© Philharmonia Orchestra / Sam Burstin
The Children's Peace Monument, Hiroshima
I'll not lie, it was took quite an effort to drag myself out of bed on Sunday morning, as I'd had more Guinnesses the night before than hours of sleep! But after a quick shower I packed and headed to the lobby with a sense of purpose. I was forgoing breakfast for a walk under a cold, cloudless sky, and headed towards the Motoyasu River and the Peace Memorial Park.
If the brisk walk in the crisp air hadn't completely calmed my slightly fuzzy head, being in that place certainly did. I moved slowly amongst the memorials, statues, trees and ponds. There is a Flame of Peace, which will only be extinguished once the last nuclear weapon on earth has been destroyed. And just north of it is the Children's Peace Monument, inspired by a 10-year old leukaemia victim, Sadako Sasaki. When she fell ill she vowed to make 1000 origami cranes, in Japan a symbol of longevity and happiness. She died before she could complete her task, but her school friends finished them for her. To this day, children make paper cranes in her memory.
Needless to say it was deeply moving.
Once back at the hotel, we embarked on one of the toughest touring days anyone in the orchestra can remember. The first day after a long haul flight is usually ok. There's excitement and adrenaline on tap to get you through. Day Two, however, is a very different story - the body clock realises it has been severely thrown, and there's nothing you can do about it. In an ideal world, one designed by musicians (imagine that!), day two of a tour would involve bed, room service and a dip in the pool. Not a chance!
A coach took us to the train station, where we grabbed a coffee and bite to eat before boarding a superfast Bullet train to Shin-Kobe. Another coach then deposited us at the Hyogo concert hall where we rehearsed Beethoven's magnificent Fourth Piano Concerto with Leif Ove Andsnes and the sprightly King Stephen Overture. At this point most of us were wandering around with glazed faces, pouring caffeine and sugar down our necks to try and stay awake. There was just time to gobble down a bit of rice before we were back on stage for the concert.

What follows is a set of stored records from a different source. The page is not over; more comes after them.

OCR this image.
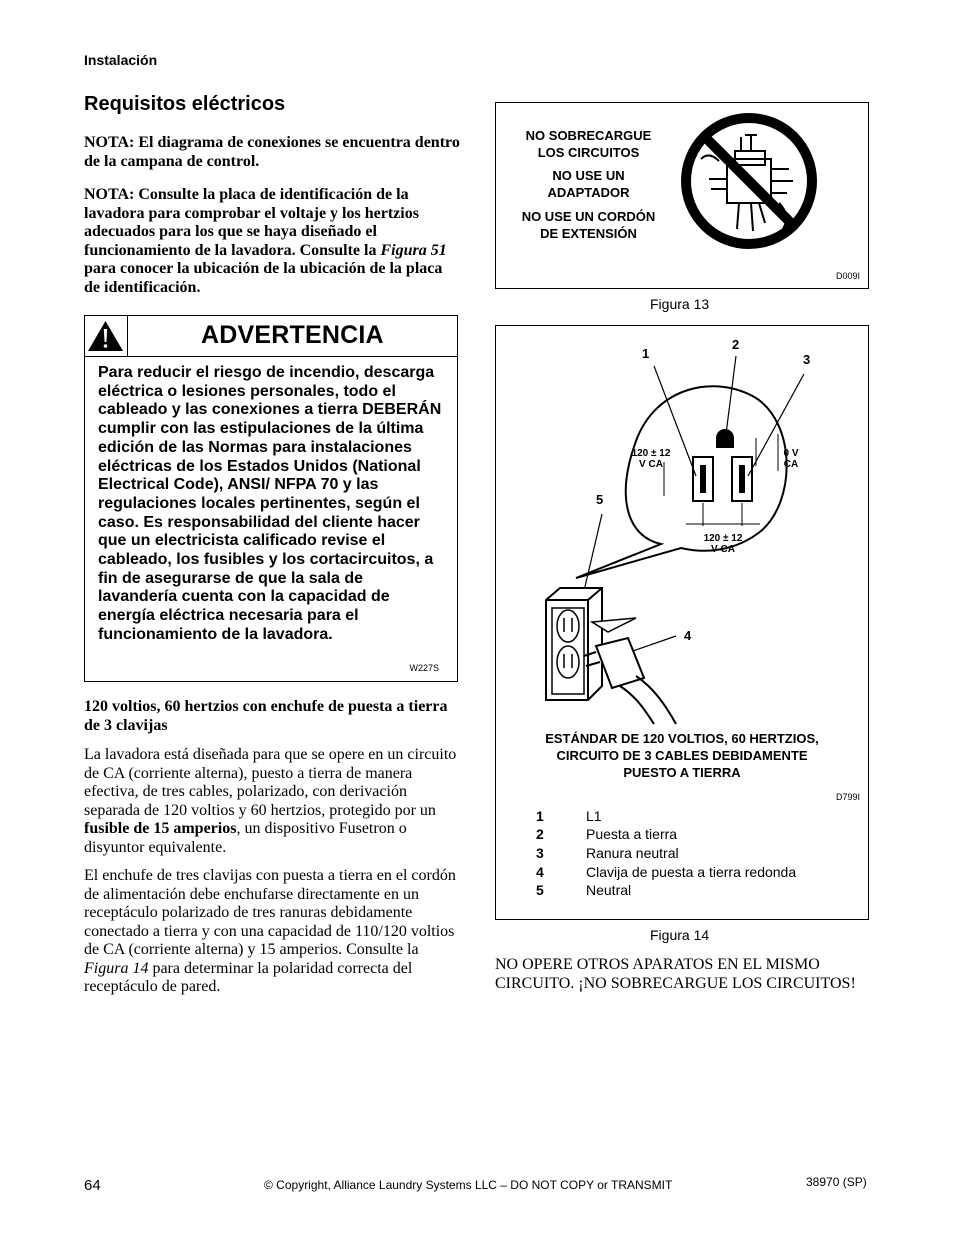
Instalación
Requisitos eléctricos

NOTA: El diagrama de conexiones se encuentra dentro de la campana de control.

NOTA: Consulte la placa de identificación de la lavadora para comprobar el voltaje y los hertzios adecuados para los que se haya diseñado el funcionamiento de la lavadora. Consulte la Figura 51 para conocer la ubicación de la ubicación de la placa de identificación.

ADVERTENCIA

Para reducir el riesgo de incendio, descarga eléctrica o lesiones personales, todo el cableado y las conexiones a tierra DEBERÁN cumplir con las estipulaciones de la última edición de las Normas para instalaciones eléctricas de los Estados Unidos (National Electrical Code), ANSI/ NFPA 70 y las regulaciones locales pertinentes, según el caso. Es responsabilidad del cliente hacer que un electricista calificado revise el cableado, los fusibles y los cortacircuitos, a fin de asegurarse de que la sala de lavandería cuenta con la capacidad de energía eléctrica necesaria para el funcionamiento de la lavadora.

W227S

120 voltios, 60 hertzios con enchufe de puesta a tierra de 3 clavijas

La lavadora está diseñada para que se opere en un circuito de CA (corriente alterna), puesto a tierra de manera efectiva, de tres cables, polarizado, con derivación separada de 120 voltios y 60 hertzios, protegido por un fusible de 15 amperios, un dispositivo Fusetron o disyuntor equivalente.

El enchufe de tres clavijas con puesta a tierra en el cordón de alimentación debe enchufarse directamente en un receptáculo polarizado de tres ranuras debidamente conectado a tierra y con una capacidad de 110/120 voltios de CA (corriente alterna) y 15 amperios. Consulte la Figura 14 para determinar la polaridad correcta del receptáculo de pared.

NO SOBRECARGUE
LOS CIRCUITOS
NO USE UN
ADAPTADOR
NO USE UN CORDÓN
DE EXTENSIÓN
D009I
Figura 13
1
2
3
4
5
120 ± 12
V CA
0 V
CA
120 ± 12
V CA
ESTÁNDAR DE 120 VOLTIOS, 60 HERTZIOS,
CIRCUITO DE 3 CABLES DEBIDAMENTE
PUESTO A TIERRA
D799I
1	L1
2	Puesta a tierra
3	Ranura neutral
4	Clavija de puesta a tierra redonda
5	Neutral
Figura 14

NO OPERE OTROS APARATOS EN EL MISMO CIRCUITO. ¡NO SOBRECARGUE LOS CIRCUITOS!

64	© Copyright, Alliance Laundry Systems LLC – DO NOT COPY or TRANSMIT	38970 (SP)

Given the circumstances, I think we did remarkably well. Esa-Pekka was his usual flowing self, and the soloist played with crystalline clarity and beautiful tone, especially in the extraordinary second movement. Mahler 1 truly took Titanic efforts to overcome fatigue, but it was worth it as, for a second successive concert, we were given a tremendous reception and standing ovation. But boy were we knackered after that one!
Unfortunately, we were far from done. Back onto the coaches for another journey, this time to Osaka airport, from where we flew two hours north to the island of Hokkaido. The nearest country to Japan at this point is Russia. Once we'd disembarked and collected our bags we dragged ourselves outside feeling, and most probably looking, like extras from an orcho-zombie movie (hands off Simon Pegg, my idea). We noted the huge snow drifts with exhausted interest, before collapsing onto (yes you guessed it) yet more coaches, before finally arriving in Sapporo around midnight. That, dear readers, was a long day!